Apple and Google have been hit with a swarm of political and privacy backlash following the release of their “exposure notification”. Despite efforts from both companies to limit public fear, countries continue to rally against the tech giants at a time when is difficult for many.
The United States has played a quiet role in the whole ordeal when it comes to any actual policy getting passed, but all that’s about to change. A group of Republican Senators are pushing for a bill that would, as Duo reports,
impose new restrictions on how companies handle consumer health data, what they’re allowed to do with it, and requirements for enabling people to request the deletion of their data.
Apple and Google have made clear the provision that will be given to users for the new API, however, the new bill is asking for more. The Senators are requesting direct regulatory restrictions on the collection, usage, transfer, and the “control” over data deletion.

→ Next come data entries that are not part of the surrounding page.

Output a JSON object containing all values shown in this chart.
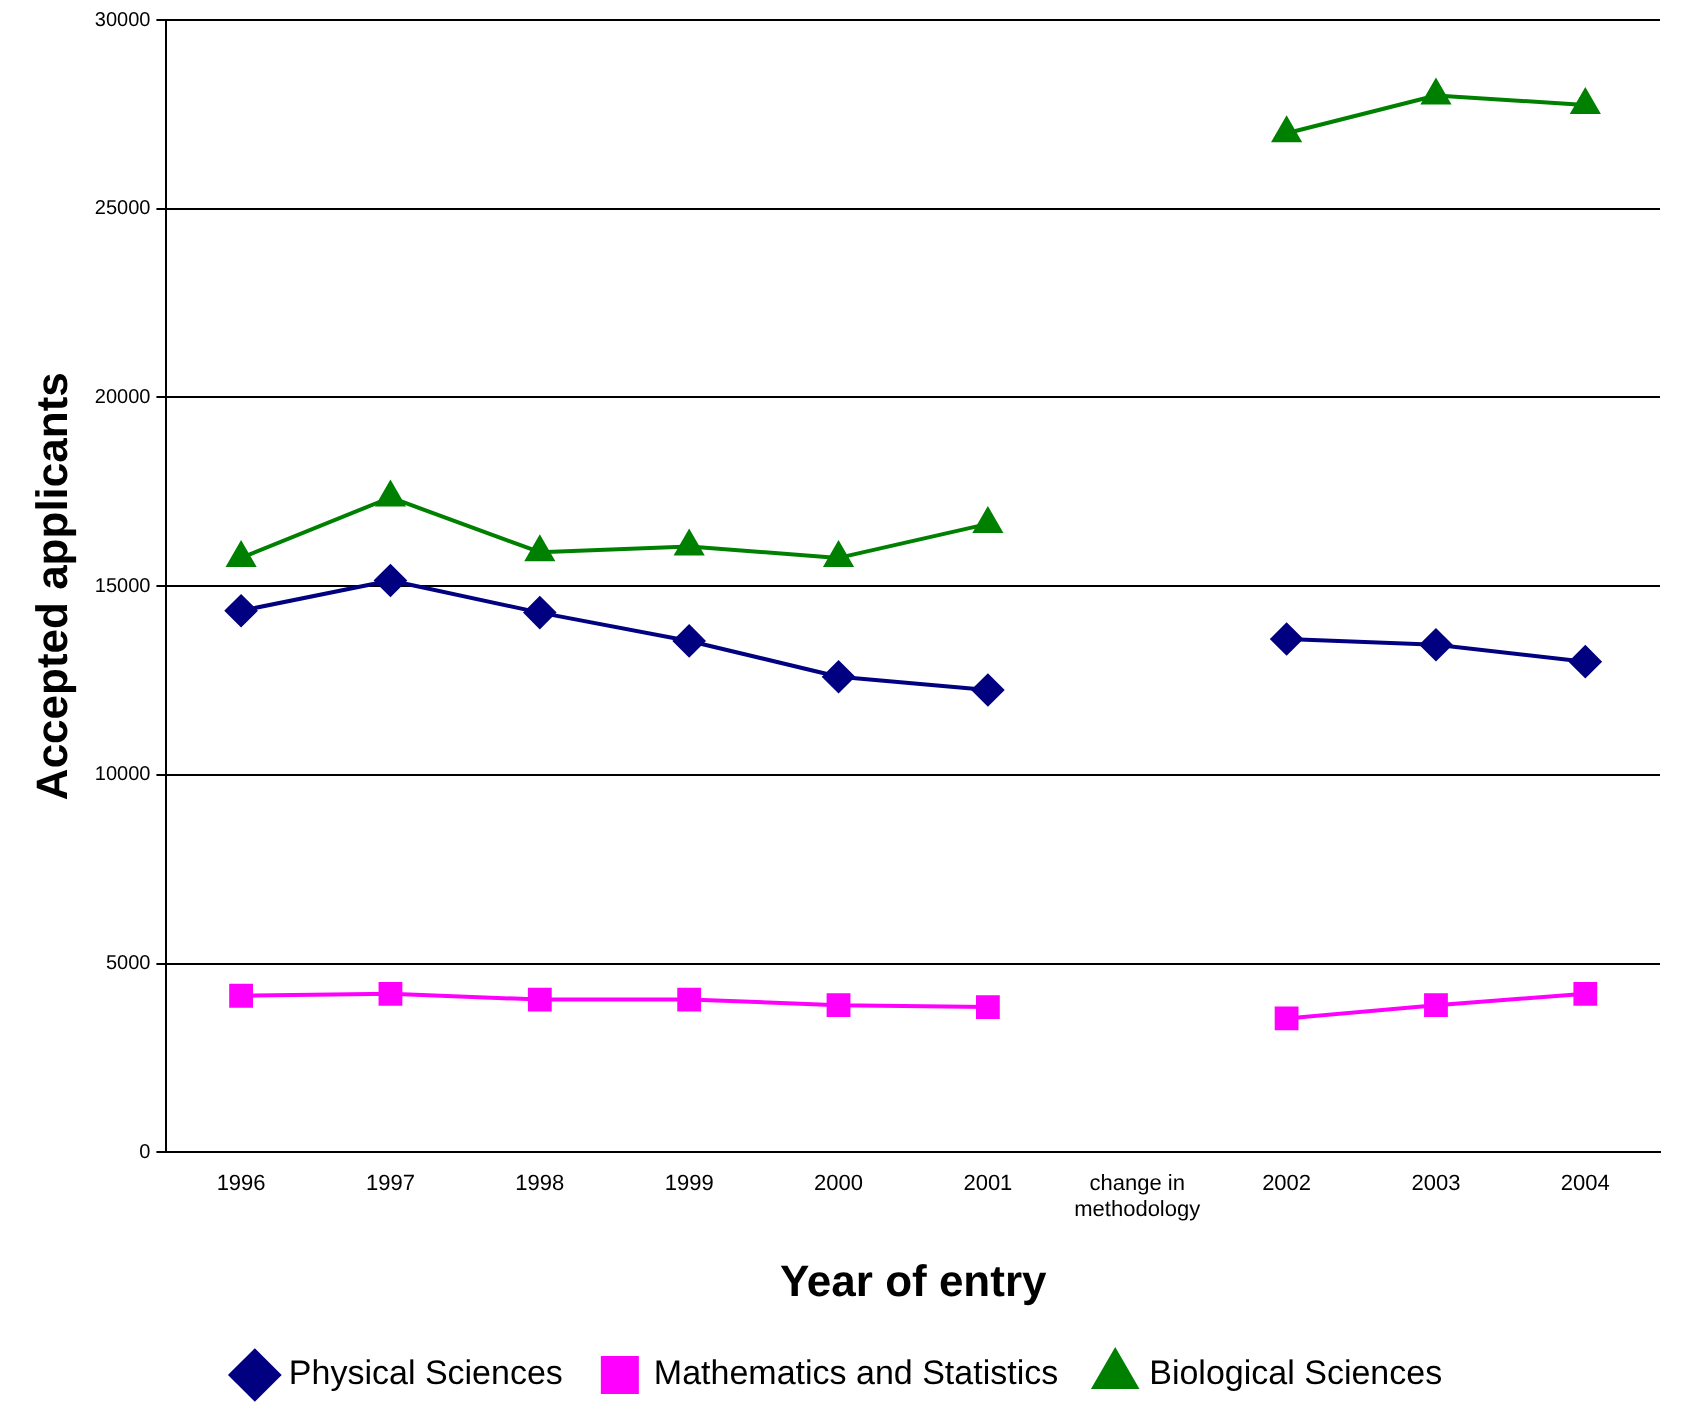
{
  "chart_data": {
    "type": "line",
    "xlabel": "Year of entry",
    "ylabel": "Accepted applicants",
    "categories": [
      "1996",
      "1997",
      "1998",
      "1999",
      "2000",
      "2001",
      "change in methodology",
      "2002",
      "2003",
      "2004"
    ],
    "ylim": [
      0,
      30000
    ],
    "yticks": [
      0,
      5000,
      10000,
      15000,
      20000,
      25000,
      30000
    ],
    "grid": "y",
    "legend": "bottom",
    "series": [
      {
        "name": "Physical Sciences",
        "color": "#000080",
        "marker": "diamond",
        "values": [
          14350,
          15150,
          14300,
          13550,
          12600,
          12250,
          null,
          13600,
          13450,
          13000
        ]
      },
      {
        "name": "Mathematics and Statistics",
        "color": "#ff00ff",
        "marker": "square",
        "values": [
          4150,
          4200,
          4050,
          4050,
          3900,
          3850,
          null,
          3550,
          3900,
          4200
        ]
      },
      {
        "name": "Biological Sciences",
        "color": "#008000",
        "marker": "triangle",
        "values": [
          15750,
          17350,
          15900,
          16050,
          15750,
          16650,
          null,
          27000,
          28000,
          27750
        ]
      }
    ]
  }
}
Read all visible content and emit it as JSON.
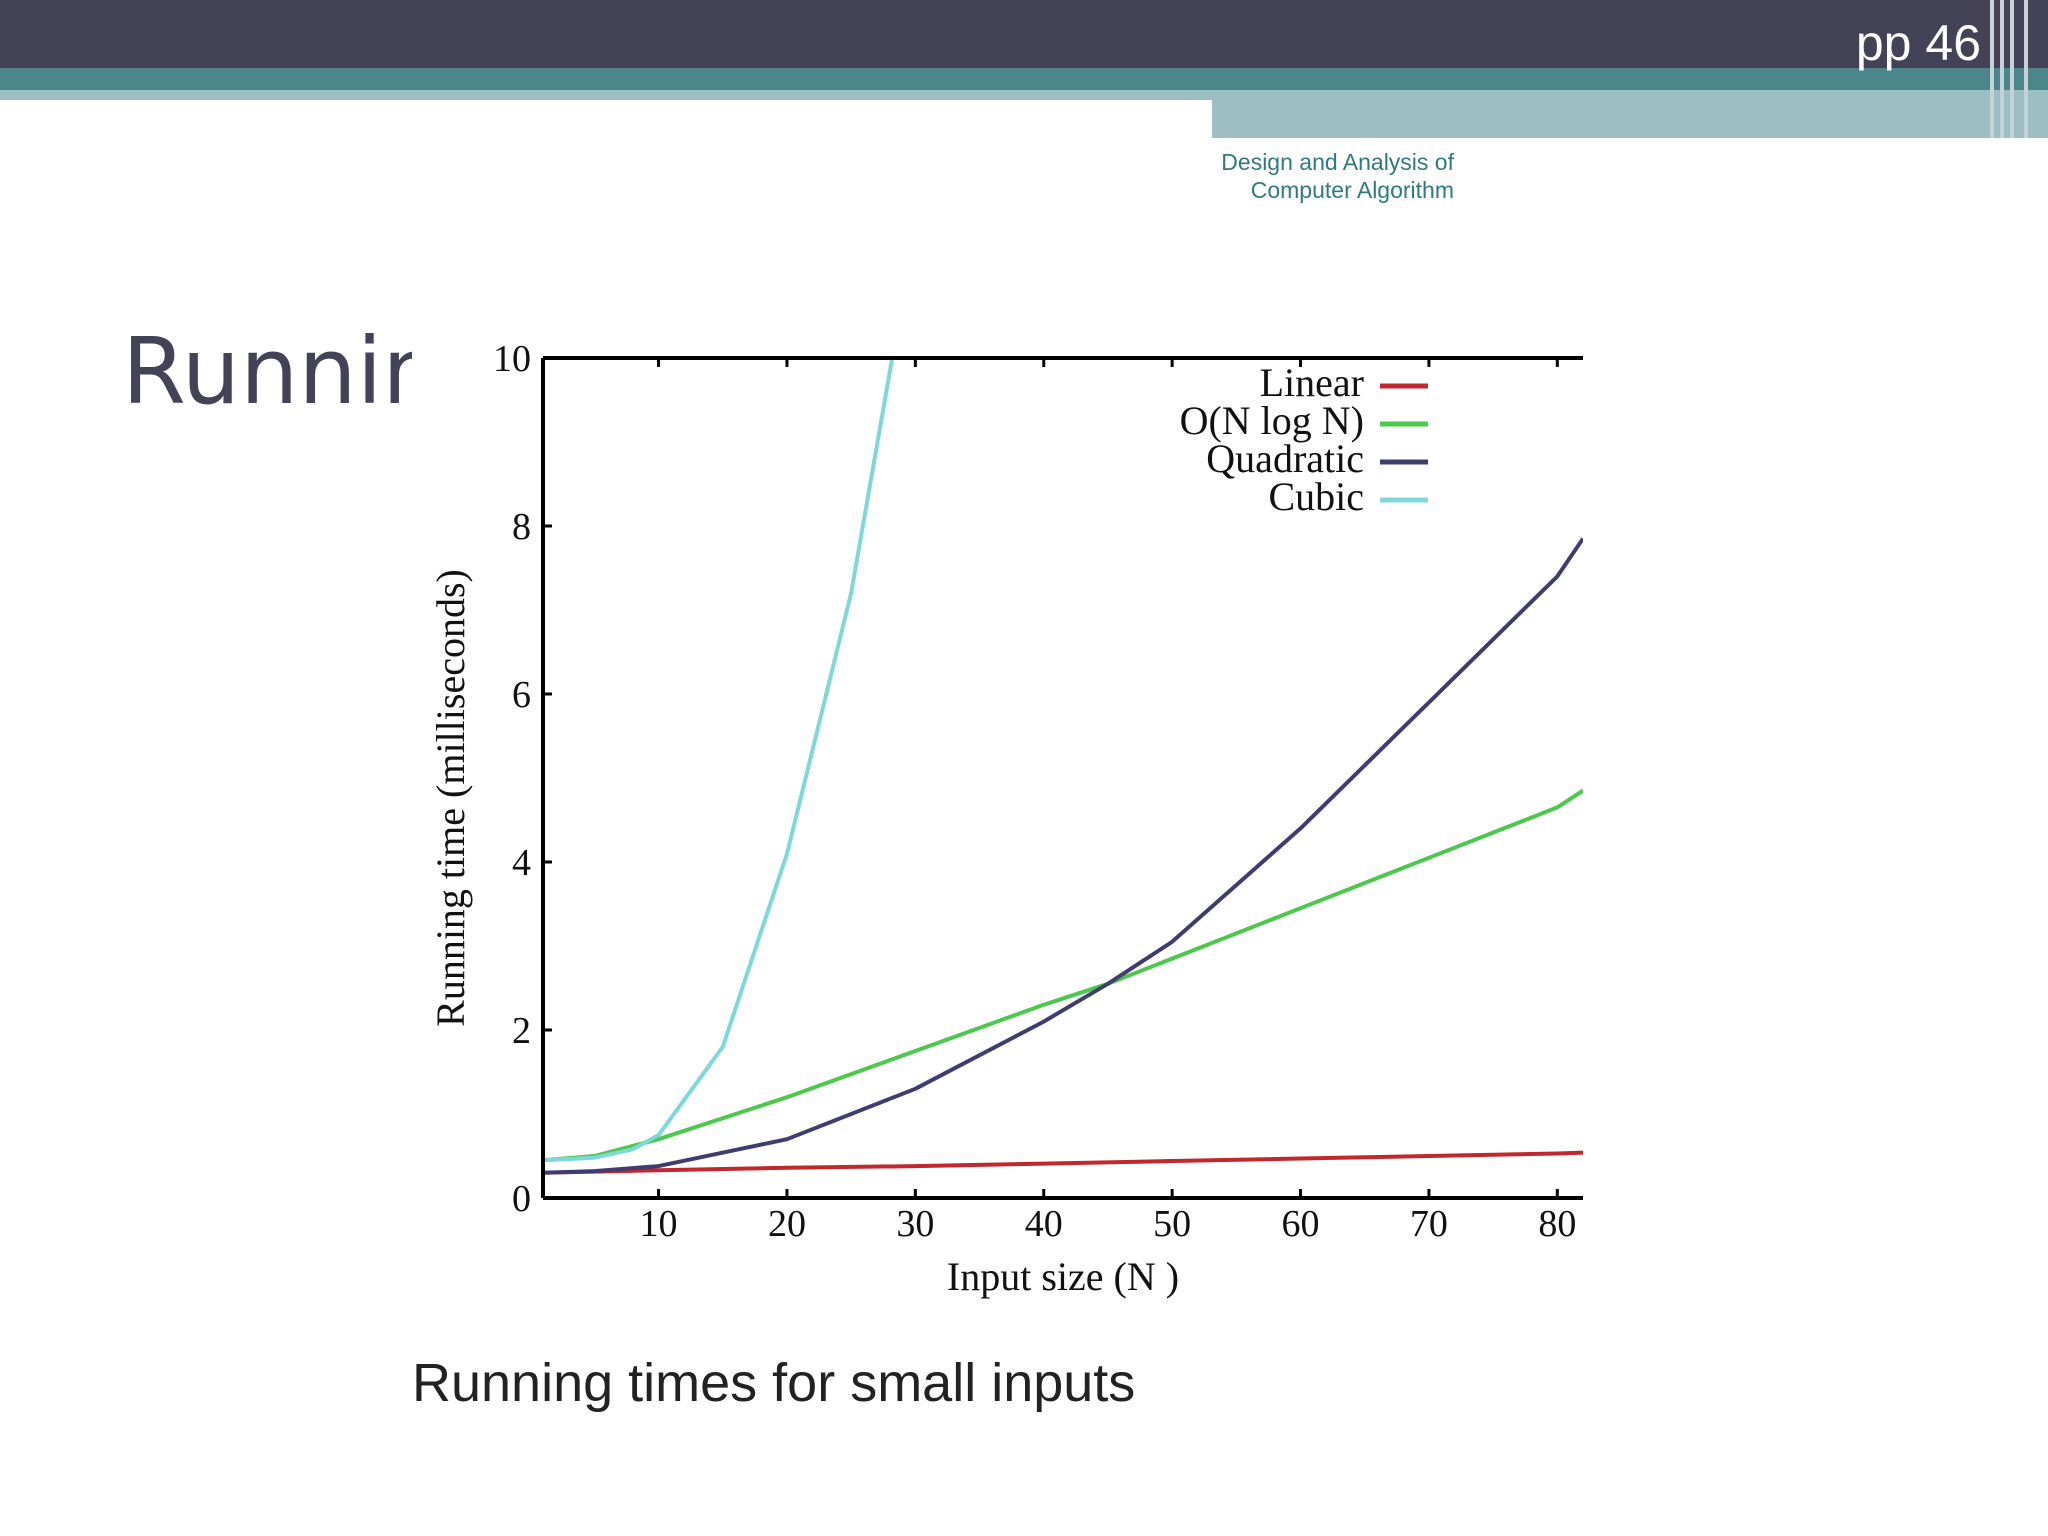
{
  "header": {
    "page_number": "pp 46",
    "course_title": "Design and Analysis of Computer Algorithm"
  },
  "slide": {
    "title": "Running"
  },
  "caption": "Running times for small inputs",
  "chart_data": {
    "type": "line",
    "xlabel": "Input size (N )",
    "ylabel": "Running time (milliseconds)",
    "xlim": [
      1,
      82
    ],
    "ylim": [
      0,
      10
    ],
    "x_ticks": [
      10,
      20,
      30,
      40,
      50,
      60,
      70,
      80
    ],
    "y_ticks": [
      0,
      2,
      4,
      6,
      8,
      10
    ],
    "legend_position": "top-right",
    "grid": false,
    "series": [
      {
        "name": "Linear",
        "color": "#c0282d",
        "x": [
          1,
          10,
          20,
          30,
          40,
          50,
          60,
          70,
          80,
          82
        ],
        "y": [
          0.3,
          0.33,
          0.36,
          0.38,
          0.41,
          0.44,
          0.47,
          0.5,
          0.53,
          0.54
        ]
      },
      {
        "name": "O(N log N)",
        "color": "#4cc84c",
        "x": [
          1,
          5,
          10,
          20,
          30,
          40,
          45,
          50,
          60,
          70,
          80,
          82
        ],
        "y": [
          0.45,
          0.5,
          0.7,
          1.2,
          1.75,
          2.3,
          2.55,
          2.85,
          3.45,
          4.05,
          4.65,
          4.85
        ]
      },
      {
        "name": "Quadratic",
        "color": "#3f3d6e",
        "x": [
          1,
          5,
          10,
          20,
          30,
          40,
          45,
          50,
          60,
          70,
          80,
          82
        ],
        "y": [
          0.3,
          0.32,
          0.38,
          0.7,
          1.3,
          2.1,
          2.55,
          3.05,
          4.4,
          5.9,
          7.4,
          7.85
        ]
      },
      {
        "name": "Cubic",
        "color": "#7fd8d8",
        "x": [
          1,
          5,
          8,
          10,
          15,
          20,
          25,
          28.2
        ],
        "y": [
          0.45,
          0.48,
          0.58,
          0.75,
          1.8,
          4.1,
          7.2,
          10
        ]
      }
    ]
  }
}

What the bill misses is what Apple and Google have said directly.
The companies have made repeatedly clear that data collection is anonymous, and uses a dynamic identifier for each device to coordinate who has tested positive or negative and shares that identifier with other devices who were in close proximity. At no stage during the process is any personal data shared, there is even no data shared on either companies databases.
The bill is still up for discussion, and no vote date has been set. Apple and Google plan to release their API around mid-May, the likelihood of any bill changing that time frame is hard to see.